Seppur per scopi diversi, ci sono delle persone che conoscono la vera identità dei protagonisti ma decidono di stare al loro gioco e restare in silenzio per il loro bene. Gli psicologi di Andrew cercano di testare sull’uomo una terapia che potrebbe farlo guarire mentre Krista sa di Elliot, ma svela il suo segreto solo sotto costrizione, tentando di proteggerlo finché può. Per Darlene, invece, è il tentativo di tenersi accanto suo fratello per più tempo possibile e in ogni modo possibile, anche se consapevole che non è veramente lui.
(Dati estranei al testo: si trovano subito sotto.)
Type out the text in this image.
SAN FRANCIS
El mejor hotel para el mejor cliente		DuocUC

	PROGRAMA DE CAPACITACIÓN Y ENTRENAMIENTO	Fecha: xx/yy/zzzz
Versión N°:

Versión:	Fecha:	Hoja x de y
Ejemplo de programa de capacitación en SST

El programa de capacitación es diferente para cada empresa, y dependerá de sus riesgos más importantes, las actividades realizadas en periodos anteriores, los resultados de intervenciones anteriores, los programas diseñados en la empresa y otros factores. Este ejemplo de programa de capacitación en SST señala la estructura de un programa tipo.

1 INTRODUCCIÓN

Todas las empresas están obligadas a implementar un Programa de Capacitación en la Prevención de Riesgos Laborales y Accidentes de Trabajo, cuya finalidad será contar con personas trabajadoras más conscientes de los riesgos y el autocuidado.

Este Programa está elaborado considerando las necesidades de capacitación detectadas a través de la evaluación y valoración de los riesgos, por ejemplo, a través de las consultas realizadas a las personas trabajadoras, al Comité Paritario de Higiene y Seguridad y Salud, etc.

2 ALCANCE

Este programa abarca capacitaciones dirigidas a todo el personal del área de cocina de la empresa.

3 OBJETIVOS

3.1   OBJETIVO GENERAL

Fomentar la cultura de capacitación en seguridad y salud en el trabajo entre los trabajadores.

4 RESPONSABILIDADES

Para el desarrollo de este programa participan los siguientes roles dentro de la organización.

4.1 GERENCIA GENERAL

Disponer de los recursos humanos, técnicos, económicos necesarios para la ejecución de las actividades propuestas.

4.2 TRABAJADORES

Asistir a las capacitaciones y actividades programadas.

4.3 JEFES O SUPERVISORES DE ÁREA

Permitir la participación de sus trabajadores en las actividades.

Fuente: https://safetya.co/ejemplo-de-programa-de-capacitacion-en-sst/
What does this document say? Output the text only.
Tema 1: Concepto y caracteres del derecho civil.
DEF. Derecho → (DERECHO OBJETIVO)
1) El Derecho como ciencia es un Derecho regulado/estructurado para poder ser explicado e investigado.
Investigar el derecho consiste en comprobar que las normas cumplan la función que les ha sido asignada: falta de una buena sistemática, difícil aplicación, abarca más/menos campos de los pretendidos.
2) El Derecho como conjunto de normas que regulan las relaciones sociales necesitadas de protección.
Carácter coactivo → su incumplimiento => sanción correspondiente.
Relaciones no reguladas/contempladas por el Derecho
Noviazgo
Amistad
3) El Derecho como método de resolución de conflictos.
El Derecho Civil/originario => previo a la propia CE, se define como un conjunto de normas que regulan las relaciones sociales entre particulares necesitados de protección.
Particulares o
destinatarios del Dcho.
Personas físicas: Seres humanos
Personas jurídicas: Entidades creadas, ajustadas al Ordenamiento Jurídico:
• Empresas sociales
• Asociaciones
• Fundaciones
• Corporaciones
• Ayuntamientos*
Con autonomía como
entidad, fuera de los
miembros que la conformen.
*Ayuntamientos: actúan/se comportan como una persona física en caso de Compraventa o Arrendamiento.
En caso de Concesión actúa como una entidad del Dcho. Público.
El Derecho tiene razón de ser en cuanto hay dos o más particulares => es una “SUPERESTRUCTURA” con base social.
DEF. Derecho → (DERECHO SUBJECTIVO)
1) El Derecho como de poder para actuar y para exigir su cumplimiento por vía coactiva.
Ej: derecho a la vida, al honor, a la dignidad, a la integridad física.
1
La rivelazione sulle loro identità, avvenuta per entrambi in uno spazio chiuso dal quale non si può scappare come il Faro e il salotto, conduce noi e i protagonisti verso un finale aperto e scioccante. Là dove il Mastermind sceglie di fare un passo indietro e lasciare il posto al vero Elliot e dove Andrew decide che è meglio “morire da persona perbene piuttosto che vivere da mostro”. E ancora, di quel finale, non c’è data spiegazione.